Victoria Caledonian Distillery and Twa Dogs Brewery

This is a Canadian Whiskey distillery and they appear to have already hit their minimum, so any investment would conceivably get processed. They produce single malt whiskey and craft beer in Victoria, BC.

They have a minimum investment of $250, which is great for us as it is right in our target area, though it is a little unclear what you get, whether it’s partnership units or shares, as they use the words units and shares interchangeably in a few spots. There are 45 days left to invest, so check them out if you’re interested.


You read that right! For the next 31 days you can actually invest in the investment platform itself! Not much to explain, but below are a few interesting stats from their campaign page:

  1. 32 successful campaigns have been closed since 2015; and

  2. Over 3,500 different individuals have invested on their platform.

The offering is for common shares and has a minimum of $500. We invested that much in VeloGuide and are considering upping our Two Wolves investment to that amount. Since FrontFundr is a business we really want to be successful (seeing as, y'know, we blog about what we do on their platform), we're comfortable throwing some money into the ring on this one.

They have already raised in the range of $260,000 out of the maximum $750,000, and since there's no closing minimum and 31 days left to go, we’re guessing this one will also go ahead, so check out their campaign page for more details if you're interested.


HopKidz is an on-demand babysitting service. Think Uber or Skip the Dishes, but for babysitters and daycare. The idea is brilliant to us. Although not parents, our friends are all starting to have children, and we are starting to hear about their childcare woes anytime we want to see them now. The idea for some kind of service like this has crossed our minds, but so we are fascinated to see someone actually trying it.

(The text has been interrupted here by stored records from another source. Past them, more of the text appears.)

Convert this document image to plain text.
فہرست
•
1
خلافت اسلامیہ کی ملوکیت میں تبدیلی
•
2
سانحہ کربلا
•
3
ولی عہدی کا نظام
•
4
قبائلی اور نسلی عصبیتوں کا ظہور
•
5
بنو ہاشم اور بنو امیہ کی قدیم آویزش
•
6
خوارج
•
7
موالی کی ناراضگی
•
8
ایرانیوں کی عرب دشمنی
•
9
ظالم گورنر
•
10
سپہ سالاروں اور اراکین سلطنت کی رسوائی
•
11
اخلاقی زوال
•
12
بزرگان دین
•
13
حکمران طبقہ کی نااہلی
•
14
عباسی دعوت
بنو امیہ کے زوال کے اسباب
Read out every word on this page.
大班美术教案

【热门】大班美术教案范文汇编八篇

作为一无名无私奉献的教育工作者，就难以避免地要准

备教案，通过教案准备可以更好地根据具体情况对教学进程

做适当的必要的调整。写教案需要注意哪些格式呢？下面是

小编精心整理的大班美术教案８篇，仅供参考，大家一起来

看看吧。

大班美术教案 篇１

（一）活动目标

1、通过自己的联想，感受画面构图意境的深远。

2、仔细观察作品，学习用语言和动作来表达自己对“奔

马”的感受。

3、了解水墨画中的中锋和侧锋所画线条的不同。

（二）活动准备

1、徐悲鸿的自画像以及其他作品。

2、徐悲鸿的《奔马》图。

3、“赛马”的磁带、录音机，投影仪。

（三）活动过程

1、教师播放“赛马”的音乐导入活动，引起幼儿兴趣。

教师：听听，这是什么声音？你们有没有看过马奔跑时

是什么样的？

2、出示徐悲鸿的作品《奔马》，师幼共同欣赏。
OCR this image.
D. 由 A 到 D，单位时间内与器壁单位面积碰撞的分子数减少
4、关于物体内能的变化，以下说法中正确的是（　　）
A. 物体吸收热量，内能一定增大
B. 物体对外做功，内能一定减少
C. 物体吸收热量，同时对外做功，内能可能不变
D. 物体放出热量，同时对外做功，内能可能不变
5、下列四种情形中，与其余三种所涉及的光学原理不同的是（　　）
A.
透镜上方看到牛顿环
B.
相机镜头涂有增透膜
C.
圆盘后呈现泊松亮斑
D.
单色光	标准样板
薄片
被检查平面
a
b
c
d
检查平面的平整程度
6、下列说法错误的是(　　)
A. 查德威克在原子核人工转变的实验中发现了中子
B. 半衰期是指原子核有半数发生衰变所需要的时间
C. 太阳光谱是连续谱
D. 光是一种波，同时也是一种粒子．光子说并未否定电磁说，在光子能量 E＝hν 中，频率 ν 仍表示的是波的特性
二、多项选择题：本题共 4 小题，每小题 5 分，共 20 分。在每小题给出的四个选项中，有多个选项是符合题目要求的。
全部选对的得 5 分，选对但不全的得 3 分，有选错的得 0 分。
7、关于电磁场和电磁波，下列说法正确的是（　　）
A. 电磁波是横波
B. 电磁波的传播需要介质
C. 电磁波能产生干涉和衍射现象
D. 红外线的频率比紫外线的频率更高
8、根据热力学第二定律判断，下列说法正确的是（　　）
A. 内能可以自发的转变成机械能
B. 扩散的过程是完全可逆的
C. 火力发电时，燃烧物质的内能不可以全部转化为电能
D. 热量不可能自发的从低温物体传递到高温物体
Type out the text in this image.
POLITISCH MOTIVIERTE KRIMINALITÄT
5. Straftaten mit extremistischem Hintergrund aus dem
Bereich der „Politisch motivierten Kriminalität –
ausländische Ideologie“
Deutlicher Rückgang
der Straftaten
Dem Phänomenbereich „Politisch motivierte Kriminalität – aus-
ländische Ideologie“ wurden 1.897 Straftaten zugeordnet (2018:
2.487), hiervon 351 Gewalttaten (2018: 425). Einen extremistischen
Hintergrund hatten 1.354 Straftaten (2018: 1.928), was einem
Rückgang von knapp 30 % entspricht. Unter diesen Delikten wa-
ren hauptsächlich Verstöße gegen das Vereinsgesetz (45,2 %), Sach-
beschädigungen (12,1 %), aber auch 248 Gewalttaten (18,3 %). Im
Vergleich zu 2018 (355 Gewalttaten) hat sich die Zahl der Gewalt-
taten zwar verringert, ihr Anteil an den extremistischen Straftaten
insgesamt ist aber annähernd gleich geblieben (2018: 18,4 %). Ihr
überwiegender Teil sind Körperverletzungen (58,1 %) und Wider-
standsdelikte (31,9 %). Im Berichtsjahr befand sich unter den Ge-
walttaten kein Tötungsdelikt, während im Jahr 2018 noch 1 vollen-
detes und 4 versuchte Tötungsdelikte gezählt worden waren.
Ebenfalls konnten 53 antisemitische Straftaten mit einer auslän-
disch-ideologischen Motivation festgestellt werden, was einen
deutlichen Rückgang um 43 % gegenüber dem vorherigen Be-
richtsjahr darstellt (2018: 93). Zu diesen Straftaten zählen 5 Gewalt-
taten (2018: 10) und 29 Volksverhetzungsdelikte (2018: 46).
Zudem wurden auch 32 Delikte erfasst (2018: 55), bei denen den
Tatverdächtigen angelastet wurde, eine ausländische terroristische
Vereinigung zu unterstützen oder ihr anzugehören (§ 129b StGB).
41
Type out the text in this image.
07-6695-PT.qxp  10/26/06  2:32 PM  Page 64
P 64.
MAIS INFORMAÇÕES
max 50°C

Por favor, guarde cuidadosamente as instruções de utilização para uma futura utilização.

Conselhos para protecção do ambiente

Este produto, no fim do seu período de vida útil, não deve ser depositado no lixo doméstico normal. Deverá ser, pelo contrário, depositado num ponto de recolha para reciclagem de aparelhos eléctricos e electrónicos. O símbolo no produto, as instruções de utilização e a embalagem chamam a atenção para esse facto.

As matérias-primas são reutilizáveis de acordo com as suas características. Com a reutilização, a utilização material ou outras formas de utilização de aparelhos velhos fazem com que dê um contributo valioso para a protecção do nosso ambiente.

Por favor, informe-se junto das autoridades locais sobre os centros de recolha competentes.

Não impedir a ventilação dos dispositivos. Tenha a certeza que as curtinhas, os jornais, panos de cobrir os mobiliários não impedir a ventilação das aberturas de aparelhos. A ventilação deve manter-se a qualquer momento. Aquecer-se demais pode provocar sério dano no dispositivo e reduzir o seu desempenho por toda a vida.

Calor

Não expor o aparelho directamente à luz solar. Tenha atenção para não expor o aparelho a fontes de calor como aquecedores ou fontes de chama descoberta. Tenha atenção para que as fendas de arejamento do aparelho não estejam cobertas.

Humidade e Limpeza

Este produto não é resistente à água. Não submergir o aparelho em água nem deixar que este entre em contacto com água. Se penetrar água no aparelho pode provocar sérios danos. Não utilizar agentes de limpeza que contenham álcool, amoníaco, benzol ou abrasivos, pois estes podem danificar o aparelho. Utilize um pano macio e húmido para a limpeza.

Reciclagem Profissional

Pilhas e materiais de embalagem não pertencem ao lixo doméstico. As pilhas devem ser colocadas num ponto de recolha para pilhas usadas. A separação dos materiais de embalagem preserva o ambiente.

They screen everybody, insure both caregivers and children, and they make sure rules and regulations are followed. They had a successful pilot from September to December of 2018 in BC and they are presently working on a mobile app. In the next 12 months, they plan on operating across BC, Alberta, and Ontario, which together represents about 63.7% of Canada’s population, or 82.4% of Canada’s non-Quebec population (with Quebec likely having unique laws and daycare situations).

While this campaigns fascinates us, it has only raised $67,600 of its $300,000 goal and there are only 10 days left in its offering. When we checked out the offer a little more, we see a few reasons for why this might be:

  1. The minimum investment is set at $1,500, which is considerably higher than the normal $250-$500 we look for on the platform; and

  2. You must complete a criminal record check to be an investor. For a company focused on providing care to children, I can see why this might make sense for them, but at the same time, in the age of convenience and instant gratification, this is an added step that could turn a lot of eligible people off, just because of the time involved.

We have 10 days to keep thinking about if we want to jump in or not and to look after the criminal record check. If you read their profile through to the end, then you can see that they have partnered with an online criminal record check company that promises to complete checks within 24 hours. Perhaps we will give that a try.


So we have had some good successes on FrontFundr, with 3 investments closed, and potentially another 3-4 to hopefully talk about next month. Next week we will be providing an update on our peer-to-peer investments. You can check out our last post on those if you want to get caught up on how we were doing as of March 6, 2019.

We at Fiscal Frontiers are not investment advisers and our only goal is to report to you on the performance of investments we have made so that you can consider our experience along with all the other information available to make an informed decision on what is best for you. Investing in start-up and early stage businesses is inherently risky and all of a particular investment could be lost.